Whilst roaming about Long Island City recently, one has come to the realization that the long economic doldrums affecting and stultifying the rapacious desires of the Real Estate Industrial Complex have seemingly come to an end. A recent flurry of high profile constructions, demolitions of centuried warehouses, and industrial tumult points to this fact.

Accordingly, this means that several long standing structures are likely not long for this world.

– photo by Mitch Waxman

Your humble narrator has little need for sprockets, bearings, or pulleys. However, this business on Jackson Avenue hosts a charming mid 20th century bit of signage which answers some need which dare not speak its name within me. A resume and history of “Century Rubber Supply” is beyond my capability or desire to delve into, and I’ve never shopped there, I just like their signage. Enormous construction efforts are underway all around the diminutive structure, and the rest of the block it occupies has shed itself of tenants.

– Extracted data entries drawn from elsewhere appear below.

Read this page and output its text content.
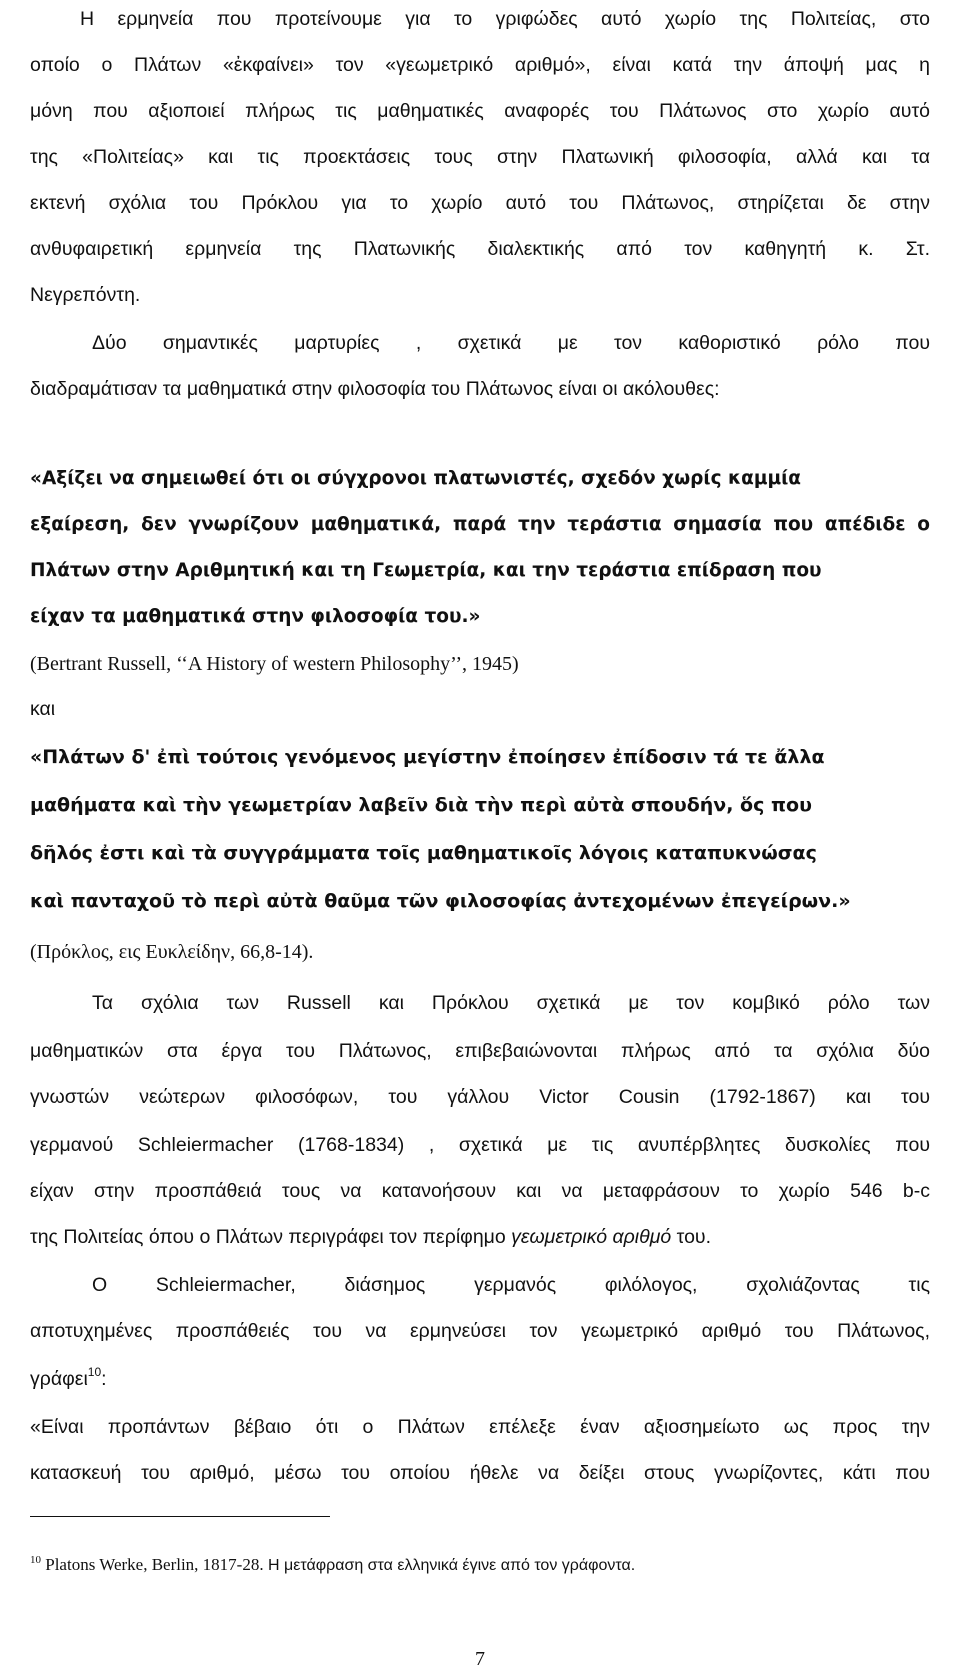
Η ερμηνεία που προτείνουμε για το γριφώδες αυτό χωρίο της Πολιτείας, στο

οποίο ο Πλάτων «ἐκφαίνει» τον «γεωμετρικό αριθμό», είναι κατά την άποψή μας η

μόνη που αξιοποιεί πλήρως τις μαθηματικές αναφορές του Πλάτωνος στο χωρίο αυτό

της «Πολιτείας» και τις προεκτάσεις τους στην Πλατωνική φιλοσοφία, αλλά και τα

εκτενή σχόλια του Πρόκλου για το χωρίο αυτό του Πλάτωνος, στηρίζεται δε στην

ανθυφαιρετική ερμηνεία της Πλατωνικής διαλεκτικής από τον καθηγητή κ. Στ.

Νεγρεπόντη.

Δύο σημαντικές μαρτυρίες , σχετικά με τον καθοριστικό ρόλο που

διαδραμάτισαν τα μαθηματικά στην φιλοσοφία του Πλάτωνος είναι οι ακόλουθες:

«Αξίζει να σημειωθεί ότι οι σύγχρονοι πλατωνιστές, σχεδόν χωρίς καμμία

εξαίρεση, δεν γνωρίζουν μαθηματικά, παρά την τεράστια σημασία που απέδιδε ο

Πλάτων στην Αριθμητική και τη Γεωμετρία, και την τεράστια επίδραση που

είχαν τα μαθηματικά στην φιλοσοφία του.»

(Bertrant Russell, ‘‘A History of western Philosophy’’, 1945)

και

«Πλάτων δ' ἐπὶ τούτοις γενόμενος μεγίστην ἐποίησεν ἐπίδοσιν τά τε ἄλλα

μαθήματα καὶ τὴν γεωμετρίαν λαβεῖν διὰ τὴν περὶ αὐτὰ σπουδήν, ὅς που

δῆλός ἐστι καὶ τὰ συγγράμματα τοῖς μαθηματικοῖς λόγοις καταπυκνώσας

καὶ πανταχοῦ τὸ περὶ αὐτὰ θαῦμα τῶν φιλοσοφίας ἀντεχομένων ἐπεγείρων.»

(Πρόκλος, εις Ευκλείδην, 66,8-14).

Τα σχόλια των Russell και Πρόκλου σχετικά με τον κομβικό ρόλο των

μαθηματικών στα έργα του Πλάτωνος, επιβεβαιώνονται πλήρως από τα σχόλια δύο

γνωστών νεώτερων φιλοσόφων, του γάλλου Victor Cousin (1792-1867) και του

γερμανού Schleiermacher (1768-1834) , σχετικά με τις ανυπέρβλητες δυσκολίες που

είχαν στην προσπάθειά τους να κατανοήσουν και να μεταφράσουν το χωρίο 546 b-c

της Πολιτείας όπου ο Πλάτων περιγράφει τον περίφημο γεωμετρικό αριθμό του.

Ο Schleiermacher, διάσημος γερμανός φιλόλογος, σχολιάζοντας τις

αποτυχημένες προσπάθειές του να ερμηνεύσει τον γεωμετρικό αριθμό του Πλάτωνος,

γράφει$^{10}$:

«Είναι προπάντων βέβαιο ότι ο Πλάτων επέλεξε έναν αξιοσημείωτο ως προς την

κατασκευή του αριθμό, μέσω του οποίου ήθελε να δείξει στους γνωρίζοντες, κάτι που

$^{10}$ Platons Werke, Berlin, 1817-28. Η μετάφραση στα ελληνικά έγινε από τον γράφοντα.

7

In Long Island City, this indicates that the bell is tolling.

– photo by Mitch Waxman

The malign ideation that dwells within the Megalith and its infinite army of acolytes seem to be on the right side of history. Sooner than later, one fears, the idiosyncratic wonders of Long Island City will soon be entirely replaced by shield walls of glass and steel.

Bland homogenization which stinks of the Crypto Fascist theories of LeCorbusier ruling the future is my fear, but that’s an opinion, and like the anus- everyone has one.

A singular question which will stain the lips of all the still unborn Queensicans of future times, I fear, will be: “where might I buy some sprockets?”. The very old folk who remember an earlier time will remain silent when their children offer this query, lest what else may have been lost is asked about.